Vian berjalan mendekat. Dia melihat tangan Mila yang sedang memegang foto Delia. "Tolong jangan sentuh barang pribadiku." Dia mengambil foto itu dari tangan Mila dan meletakkannya di laci mejanya.

"Ah, maaf. Kalau begitu, aku pergi ya. Aku harus kembali ke kafe." Mila dengan kikuk menuju ke pintu untuk keluar.

"Nanti sore, apa kamu bisa ikut denganku ke suatu tempat?" tanya Vian membuat Mila langsung berbalik.

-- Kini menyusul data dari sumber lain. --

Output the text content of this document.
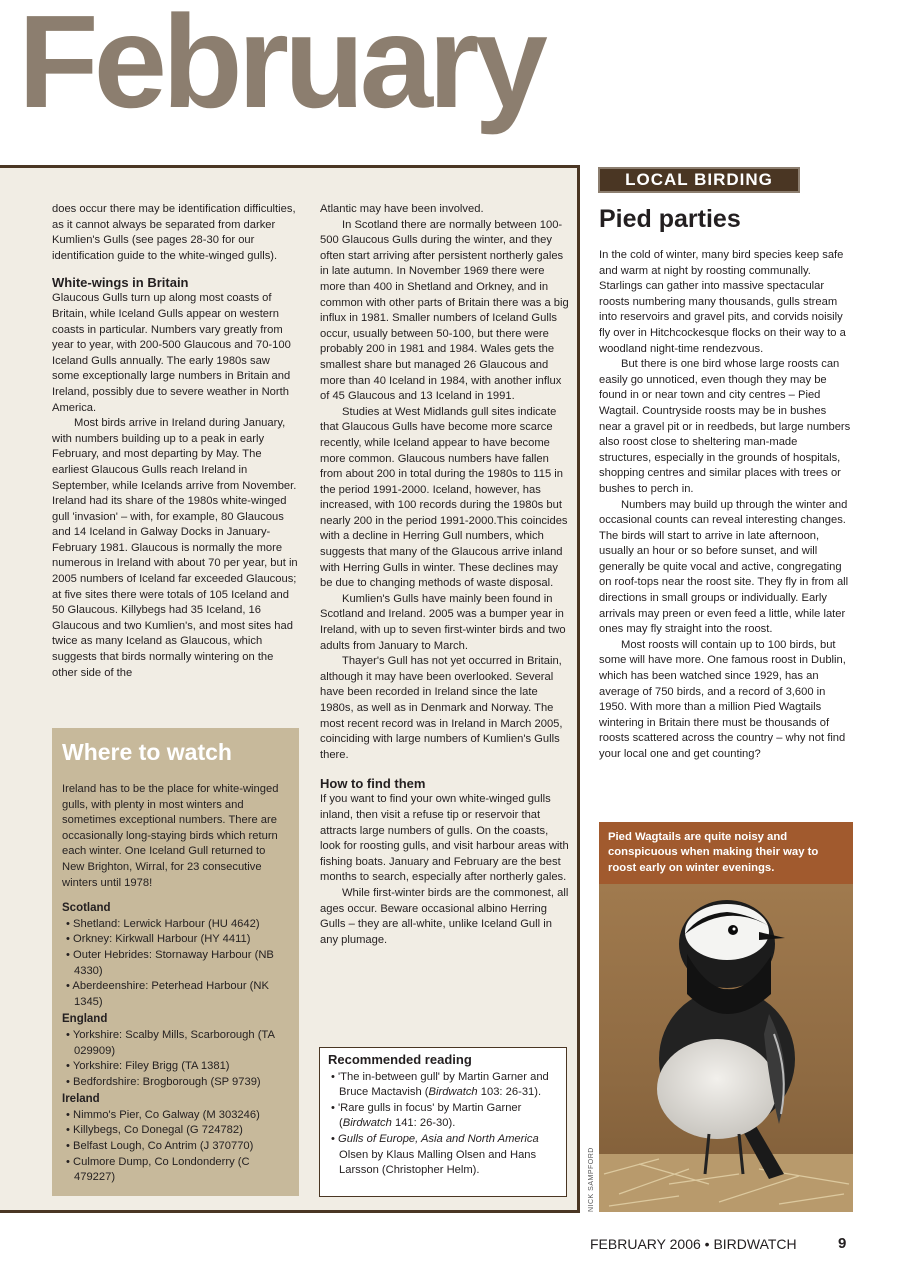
February

does occur there may be identification difficulties, as it cannot always be separated from darker Kumlien's Gulls (see pages 28-30 for our identification guide to the white-winged gulls).

White-wings in Britain

Glaucous Gulls turn up along most coasts of Britain, while Iceland Gulls appear on western coasts in particular. Numbers vary greatly from year to year, with 200-500 Glaucous and 70-100 Iceland Gulls annually. The early 1980s saw some exceptionally large numbers in Britain and Ireland, possibly due to severe weather in North America.

Most birds arrive in Ireland during January, with numbers building up to a peak in early February, and most departing by May. The earliest Glaucous Gulls reach Ireland in September, while Icelands arrive from November. Ireland had its share of the 1980s white-winged gull 'invasion' – with, for example, 80 Glaucous and 14 Iceland in Galway Docks in January-February 1981. Glaucous is normally the more numerous in Ireland with about 70 per year, but in 2005 numbers of Iceland far exceeded Glaucous; at five sites there were totals of 105 Iceland and 50 Glaucous. Killybegs had 35 Iceland, 16 Glaucous and two Kumlien's, and most sites had twice as many Iceland as Glaucous, which suggests that birds normally wintering on the other side of the

Atlantic may have been involved.

In Scotland there are normally between 100-500 Glaucous Gulls during the winter, and they often start arriving after persistent northerly gales in late autumn. In November 1969 there were more than 400 in Shetland and Orkney, and in common with other parts of Britain there was a big influx in 1981. Smaller numbers of Iceland Gulls occur, usually between 50-100, but there were probably 200 in 1981 and 1984. Wales gets the smallest share but managed 26 Glaucous and more than 40 Iceland in 1984, with another influx of 45 Glaucous and 13 Iceland in 1991.

Studies at West Midlands gull sites indicate that Glaucous Gulls have become more scarce recently, while Iceland appear to have become more common. Glaucous numbers have fallen from about 200 in total during the 1980s to 115 in the period 1991-2000. Iceland, however, has increased, with 100 records during the 1980s but nearly 200 in the period 1991-2000.This coincides with a decline in Herring Gull numbers, which suggests that many of the Glaucous arrive inland with Herring Gulls in winter. These declines may be due to changing methods of waste disposal.

Kumlien's Gulls have mainly been found in Scotland and Ireland. 2005 was a bumper year in Ireland, with up to seven first-winter birds and two adults from January to March.

Thayer's Gull has not yet occurred in Britain, although it may have been overlooked. Several have been recorded in Ireland since the late 1980s, as well as in Denmark and Norway. The most recent record was in Ireland in March 2005, coinciding with large numbers of Kumlien's Gulls there.

How to find them

If you want to find your own white-winged gulls inland, then visit a refuse tip or reservoir that attracts large numbers of gulls. On the coasts, look for roosting gulls, and visit harbour areas with fishing boats. January and February are the best months to search, especially after northerly gales.

While first-winter birds are the commonest, all ages occur. Beware occasional albino Herring Gulls – they are all-white, unlike Iceland Gull in any plumage.

Where to watch

Ireland has to be the place for white-winged gulls, with plenty in most winters and sometimes exceptional numbers. There are occasionally long-staying birds which return each winter. One Iceland Gull returned to New Brighton, Wirral, for 23 consecutive winters until 1978!

Scotland
• Shetland: Lerwick Harbour (HU 4642)
• Orkney: Kirkwall Harbour (HY 4411)
• Outer Hebrides: Stornaway Harbour (NB 4330)
• Aberdeenshire: Peterhead Harbour (NK 1345)
England
• Yorkshire: Scalby Mills, Scarborough (TA 029909)
• Yorkshire: Filey Brigg (TA 1381)
• Bedfordshire: Brogborough (SP 9739)
Ireland
• Nimmo's Pier, Co Galway (M 303246)
• Killybegs, Co Donegal (G 724782)
• Belfast Lough, Co Antrim (J 370770)
• Culmore Dump, Co Londonderry (C 479227)
Recommended reading
• 'The in-between gull' by Martin Garner and Bruce Mactavish (Birdwatch 103: 26-31).
• 'Rare gulls in focus' by Martin Garner (Birdwatch 141: 26-30).
• Gulls of Europe, Asia and North America Olsen by Klaus Malling Olsen and Hans Larsson (Christopher Helm).
LOCAL BIRDING
Pied parties

In the cold of winter, many bird species keep safe and warm at night by roosting communally. Starlings can gather into massive spectacular roosts numbering many thousands, gulls stream into reservoirs and gravel pits, and corvids noisily fly over in Hitchcockesque flocks on their way to a woodland night-time rendezvous.

But there is one bird whose large roosts can easily go unnoticed, even though they may be found in or near town and city centres – Pied Wagtail. Countryside roosts may be in bushes near a gravel pit or in reedbeds, but large numbers also roost close to sheltering man-made structures, especially in the grounds of hospitals, shopping centres and similar places with trees or bushes to perch in.

Numbers may build up through the winter and occasional counts can reveal interesting changes. The birds will start to arrive in late afternoon, usually an hour or so before sunset, and will generally be quite vocal and active, congregating on roof-tops near the roost site. They fly in from all directions in small groups or individually. Early arrivals may preen or even feed a little, while later ones may fly straight into the roost.

Most roosts will contain up to 100 birds, but some will have more. One famous roost in Dublin, which has been watched since 1929, has an average of 750 birds, and a record of 3,600 in 1950. With more than a million Pied Wagtails wintering in Britain there must be thousands of roosts scattered across the country – why not find your local one and get counting?

Pied Wagtails are quite noisy and conspicuous when making their way to roost early on winter evenings.
NICK SAMPFORD
FEBRUARY 2006 • BIRDWATCH	9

"Bisa," jawabnya dengan antusias.

"Oh iya, bukannya kamu seharusnya masih libur?"

"Itu.. Aku bosan di rumah. Jadi aku putusin buat masuk kerja aja."

"Oh, ya udah. Nanti aku jemput di kafe.".

"Oke. Tapi, apa aku boleh tahu kita mau ke mana?" tanya Mila penasaran.

"Nanti kamu juga tahu."

"Begitu ya. Ya udah, sampai ketemu nanti," pamit Mila sambil memperhatikan Mila yang sudah fokus dengan pekerjaannya.

"Hmm... " jawab Mila tanpa menoleh lagi ke arah istrinya.

Mila keluar dari ruangan Vian dan menutup pintu dengan perlahan. Rencananya memberikan kopi untuk Vian sudah berhasil. Meskipun ia tidak terlalu puas dengan reaksi yang diberikan oleh suaminya tersebut.

Baru beberapa langkah ia meninggalkan ruangan Vian. Mata Mila tertuju pada seorang wanita modis yang sedang berjalan di depannya dari arah berlawanan.

Setelah wanita itu melewatinya, Mila menoleh ke belakang. Sepertinya dia mau masuk ke dalam ruangan Vian. Namun bukan itu yang mengganggu Mila. Melainkan saat wanita itu merapihkan rambut dan juga make up–nya sebelum ia masuk ke dalam ruangan suaminya tersebut.

"Sepertinya aku nggak melihatnya kemarin di acara pernikahan," gumam Mila sambil terus memandangi Arini yang sudah masuk ke dalam ruangan Vian.